Alles das sollte eigentlich verboten werden. Bundesverbraucherministerin Ilse Aigner (CSU) jedenfalls weigerte sich zuletzt, das vorgesehene "Gesamtpaket" noch einmal aufzuschnüren. Eine Delegation hochrangiger Pferdeleute wurde bei einem Treffen in Berlin Ende September im Stehen abgefertigt, Aigner beendete den Termin nach 15 Minuten. Zu "unwürdigem Gezappel" sei man von der Ministerin gezwungen worden, schrieb Doppelolympiasieger Hinrich Romeike empört in einem offenen Brief.

Der Schweizer Mediziner Urs Schatzmann gilt als Autorität auf dem Gebiet der Schmerzforschung beim Pferd. Alle Gutachten zum Thema Schmerz beim Brennen beziehungsweise Chippen hat er durchforstet und festgestellt, dass nicht zu belegen ist, ob überhaupt und in welchem Maße Pferde bei der einen oder anderen Methode Schmerzen empfinden. Schließlich können sie weder reden noch laut aufjaulen.

Deutlicher wird der zweite Gutachter, der Hamburger Dermatologe Professor Volker Steinkraus. Er untersuchte 70 Pferde, 30 waren gebrannt, 30 nicht gebrannt, zehn gechippt. Die Haut in der Region des Brandes war zwar vernarbt wie nach oberflächlichen Verletzungen, aber Steinkraus fand keine Anzeichen von Entzündung. Anders beim Chippen: In allen Fällen wurde der Chip als Fremdkörper von Gewebe ummantelt, verbunden mit entzündlichen Abläufen. Während Hautverletzungen, wie sie das Brennen hervorruft, problemlos abheilen, empfindet der Körper den Chip offenbar lebenslang als störend. Im schlimmsten Fall bildet er eitrige Geschwüre, um ihn los zu werden. Solche Verletzungen gibt es beim Brennen nicht.

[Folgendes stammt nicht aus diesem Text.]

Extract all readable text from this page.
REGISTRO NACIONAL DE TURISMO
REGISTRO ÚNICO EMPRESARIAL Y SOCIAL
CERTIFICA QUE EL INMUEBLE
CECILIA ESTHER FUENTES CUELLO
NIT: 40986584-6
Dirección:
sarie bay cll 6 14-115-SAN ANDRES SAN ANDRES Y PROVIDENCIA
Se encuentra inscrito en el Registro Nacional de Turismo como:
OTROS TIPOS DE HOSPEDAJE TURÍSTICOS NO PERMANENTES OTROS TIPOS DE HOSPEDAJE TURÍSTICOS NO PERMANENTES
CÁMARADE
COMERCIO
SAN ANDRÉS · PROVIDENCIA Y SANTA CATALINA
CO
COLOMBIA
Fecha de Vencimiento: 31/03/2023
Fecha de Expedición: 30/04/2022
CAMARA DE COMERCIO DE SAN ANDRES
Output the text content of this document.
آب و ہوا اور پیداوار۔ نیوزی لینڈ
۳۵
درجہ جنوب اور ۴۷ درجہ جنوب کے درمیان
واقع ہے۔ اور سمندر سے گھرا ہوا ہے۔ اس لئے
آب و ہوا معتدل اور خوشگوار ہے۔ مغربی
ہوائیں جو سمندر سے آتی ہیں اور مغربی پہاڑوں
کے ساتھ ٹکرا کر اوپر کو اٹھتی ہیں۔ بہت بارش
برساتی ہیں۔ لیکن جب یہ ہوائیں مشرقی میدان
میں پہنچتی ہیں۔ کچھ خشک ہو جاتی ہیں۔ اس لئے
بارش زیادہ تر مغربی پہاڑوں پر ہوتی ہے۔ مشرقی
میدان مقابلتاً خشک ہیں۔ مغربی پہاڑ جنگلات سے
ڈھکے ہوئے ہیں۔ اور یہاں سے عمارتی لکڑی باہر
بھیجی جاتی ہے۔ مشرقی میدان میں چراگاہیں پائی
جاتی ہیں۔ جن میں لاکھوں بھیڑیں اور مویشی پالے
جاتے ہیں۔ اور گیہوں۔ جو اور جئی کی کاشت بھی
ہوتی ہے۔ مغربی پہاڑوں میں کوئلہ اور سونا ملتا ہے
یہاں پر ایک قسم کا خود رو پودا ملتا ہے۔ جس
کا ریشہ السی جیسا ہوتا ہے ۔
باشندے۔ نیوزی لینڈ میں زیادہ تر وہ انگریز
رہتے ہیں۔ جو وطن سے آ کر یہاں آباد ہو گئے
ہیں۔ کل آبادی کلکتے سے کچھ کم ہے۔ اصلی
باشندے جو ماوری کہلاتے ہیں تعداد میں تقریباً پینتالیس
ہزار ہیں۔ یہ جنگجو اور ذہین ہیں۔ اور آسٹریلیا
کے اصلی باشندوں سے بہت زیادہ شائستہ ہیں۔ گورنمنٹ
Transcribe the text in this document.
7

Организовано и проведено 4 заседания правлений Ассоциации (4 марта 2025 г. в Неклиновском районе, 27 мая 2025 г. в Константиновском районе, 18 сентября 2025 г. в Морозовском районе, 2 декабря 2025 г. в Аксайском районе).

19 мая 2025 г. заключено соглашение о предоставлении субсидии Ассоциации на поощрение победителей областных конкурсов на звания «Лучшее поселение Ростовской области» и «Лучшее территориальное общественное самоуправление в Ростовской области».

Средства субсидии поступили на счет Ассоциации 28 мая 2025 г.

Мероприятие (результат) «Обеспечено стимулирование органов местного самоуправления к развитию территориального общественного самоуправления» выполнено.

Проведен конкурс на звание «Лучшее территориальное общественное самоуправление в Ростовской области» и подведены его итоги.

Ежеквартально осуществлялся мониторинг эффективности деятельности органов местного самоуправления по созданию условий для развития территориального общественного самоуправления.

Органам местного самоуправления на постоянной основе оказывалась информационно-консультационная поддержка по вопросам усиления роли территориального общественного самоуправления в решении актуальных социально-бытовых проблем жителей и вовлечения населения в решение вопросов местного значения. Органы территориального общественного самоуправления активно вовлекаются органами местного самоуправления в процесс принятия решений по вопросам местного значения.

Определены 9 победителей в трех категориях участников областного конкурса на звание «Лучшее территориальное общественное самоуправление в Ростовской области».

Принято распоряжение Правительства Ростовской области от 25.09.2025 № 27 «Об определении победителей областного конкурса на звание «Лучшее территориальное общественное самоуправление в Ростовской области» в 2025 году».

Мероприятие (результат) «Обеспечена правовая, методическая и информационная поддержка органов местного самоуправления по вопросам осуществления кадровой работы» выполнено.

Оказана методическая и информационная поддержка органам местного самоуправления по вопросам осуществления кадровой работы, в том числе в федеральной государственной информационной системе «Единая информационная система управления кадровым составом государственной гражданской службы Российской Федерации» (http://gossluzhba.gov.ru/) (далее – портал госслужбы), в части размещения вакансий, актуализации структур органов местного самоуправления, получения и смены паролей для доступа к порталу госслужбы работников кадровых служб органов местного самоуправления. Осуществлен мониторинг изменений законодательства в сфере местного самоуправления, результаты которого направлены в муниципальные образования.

Ungeklärt sind auch die Wege des Mikrochips im Pferdekörper. Manche Chips sind nach einiger Zeit überhaupt nicht mehr aufzufinden, andere an Stellen, an denen sie nichts zu suchen haben, etwa in der Nähe des Genicks. Das kann Probleme beim Reiten geben, wenn das Pferd den Hals biegen soll. Befürworter weisen darauf hin, das im Trab- und Galopprennsport schon seit Jahren alle Pferde gechippt werden, Verletzungen seien sehr selten. Das bestreiten auch die Befürworter des Heißbrands nicht. Sie möchten nur die Wahl haben.